= Richard Letts =

Richard Albert Letts is a music advocate and administrator.

==Life and work==
Richard Letts trained as a classical pianist and composer and worked as a jazz band leader in his early years. In 1964 he moved to the University of California (Berkeley), where he completed his PhD in 1971. In 1972 he built and became the director of the East Bay Center for Performing Arts, a community performing arts school in a ghetto on San Francisco’s East Bay. In 1980 he became director of the MacPhail Center for the Arts, the downtown music school of the University of Minnesota in Minneapolis and in 1981 was elected vice-president of the National Guild of Community Schools of the Arts.

In 1982 Letts returned to Australia as director of the music board of the Australia Council, where he initiated major developments in policy that "had a profound influence in reshaping the pattern of government support for music in Australia" (Bebbington 1997). He became director of the Australian Music Centre in 1987, and introduced programs in digitisation, record production, publishing, retailing, the awards program and others.

In 1994, he founded and was inaugural executive director of the Music Council of Australia.

In 2005, he was elected president of the International Music Council, based in UNESCO in Paris. He was responsible for some major innovations in its program, including the establishment of an international music sector development program, the weekly e-bulletin Music World News, and the initiation of the IMC Musical Rights Awards.

==Recognition and awards==
- 1996: Member of the Order of Australia (AM) under the Australian honours system, for services to music.

===APRA Awards===
The APRA Awards are held in Australia and New Zealand by the Australasian Performing Right Association to recognise songwriting skills, sales and airplay performance by its members annually.

! Ref.

| Year | Nominee / work | Award | Result | Ref. |
|---|---|---|---|---|
| 2008 | Richard Letts | Long-Term Contribution to the Advancement of Australian Music | Won |  |

===Bernard Heinze Memorial Award===
The Sir Bernard Heinze Memorial Award is given to a person who has made an outstanding contribution to music in Australia.

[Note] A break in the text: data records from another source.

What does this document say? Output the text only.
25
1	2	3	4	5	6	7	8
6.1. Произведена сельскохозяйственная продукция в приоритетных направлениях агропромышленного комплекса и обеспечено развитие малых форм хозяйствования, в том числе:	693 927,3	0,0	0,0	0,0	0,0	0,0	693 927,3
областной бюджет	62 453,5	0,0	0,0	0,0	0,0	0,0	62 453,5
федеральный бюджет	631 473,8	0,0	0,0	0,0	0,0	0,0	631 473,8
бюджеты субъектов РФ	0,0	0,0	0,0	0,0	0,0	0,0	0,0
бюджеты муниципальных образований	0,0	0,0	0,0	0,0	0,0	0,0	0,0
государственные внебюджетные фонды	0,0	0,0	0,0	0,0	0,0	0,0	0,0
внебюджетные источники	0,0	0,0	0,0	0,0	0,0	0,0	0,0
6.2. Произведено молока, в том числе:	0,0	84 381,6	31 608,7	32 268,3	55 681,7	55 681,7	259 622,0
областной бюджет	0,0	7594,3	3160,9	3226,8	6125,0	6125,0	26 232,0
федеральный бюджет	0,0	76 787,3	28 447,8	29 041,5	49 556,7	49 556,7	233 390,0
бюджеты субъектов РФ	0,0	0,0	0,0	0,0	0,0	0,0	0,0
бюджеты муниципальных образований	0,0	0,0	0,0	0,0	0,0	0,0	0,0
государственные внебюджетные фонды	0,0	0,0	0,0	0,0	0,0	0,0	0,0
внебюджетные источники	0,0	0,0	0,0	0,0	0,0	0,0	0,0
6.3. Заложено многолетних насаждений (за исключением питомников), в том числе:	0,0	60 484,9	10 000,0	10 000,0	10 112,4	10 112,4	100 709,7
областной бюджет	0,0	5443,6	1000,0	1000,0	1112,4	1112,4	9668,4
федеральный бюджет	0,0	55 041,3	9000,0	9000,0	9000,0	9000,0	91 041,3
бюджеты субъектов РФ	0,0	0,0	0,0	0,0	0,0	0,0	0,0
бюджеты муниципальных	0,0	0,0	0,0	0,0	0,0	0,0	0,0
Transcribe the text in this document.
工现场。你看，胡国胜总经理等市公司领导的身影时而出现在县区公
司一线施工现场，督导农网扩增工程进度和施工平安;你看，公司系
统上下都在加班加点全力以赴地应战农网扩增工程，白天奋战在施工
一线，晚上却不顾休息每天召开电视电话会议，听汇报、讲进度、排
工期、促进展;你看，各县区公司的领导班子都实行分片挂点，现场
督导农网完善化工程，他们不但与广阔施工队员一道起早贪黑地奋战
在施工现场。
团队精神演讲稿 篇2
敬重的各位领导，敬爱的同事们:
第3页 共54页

| Year | Nominee / work | Award | Result |
|---|---|---|---|
| 2020 | Richard Letts | Sir Bernard Heinze Memorial Award | awarded |

==Selected writings==
All monographs are available for loan from the Australian Music Centre.
- Creative musicianship and psychological growth : bases in some theories of personality, creativity, instruction, aesthetics and music, for a music curriculum for the late twentieth century. Thesis (Ph.D. (Educ.)) - University of California, Berkeley, 1971.
- Music board medium range plan. Sydney: Australia Council, 1985.
- The Arts on the Edge of Chaos. Report commissioned by the Australia Council, 1995. Unpublished.
- Opportunities for Australian musical works in North Asia, 1988.
- Your career as a composer Sydney: Allen & Unwin. Australia Council, 1994.
- The ART of Self Promotion : Successful Promotion by Musicians. Commissioned by the Australia Council. Sydney: Allen and Unwin, 1996.
- The Effects of Globalisation on Music in Five Contrasting Countries: Australia, Germany, Nigeria, The Philippines and Uruguay. Global research project commissioned by the International Music Council, 2003.
- A statistical framework for the music sector : for the Statistics Working Group of the Cultural Ministers Council / a scoping study with Hans-Hoegh Guldberg. Canberra : Department of Communications, Information Technology and the Arts, 2004.
- The Protection and Promotion of Musical Diversity, 2006. Global research project carried out by the International Music Council, commissioned by UNESCO. With consultants from Europe, Latin America, Africa, Arab World, Asia.
- Sound Links: Exploring the Dynamics of Musical Communities in Australia, and Their Potential for Informing Collaboration with Music in Schools, 2009. Research partnership of Music Council of Australia with the Queensland Conservatorium Research Centre, funded by the Australian Research Council. With Brydie Leigh-Bartleet, Peter Dunbar-Hall, Huib Schippers May 2009.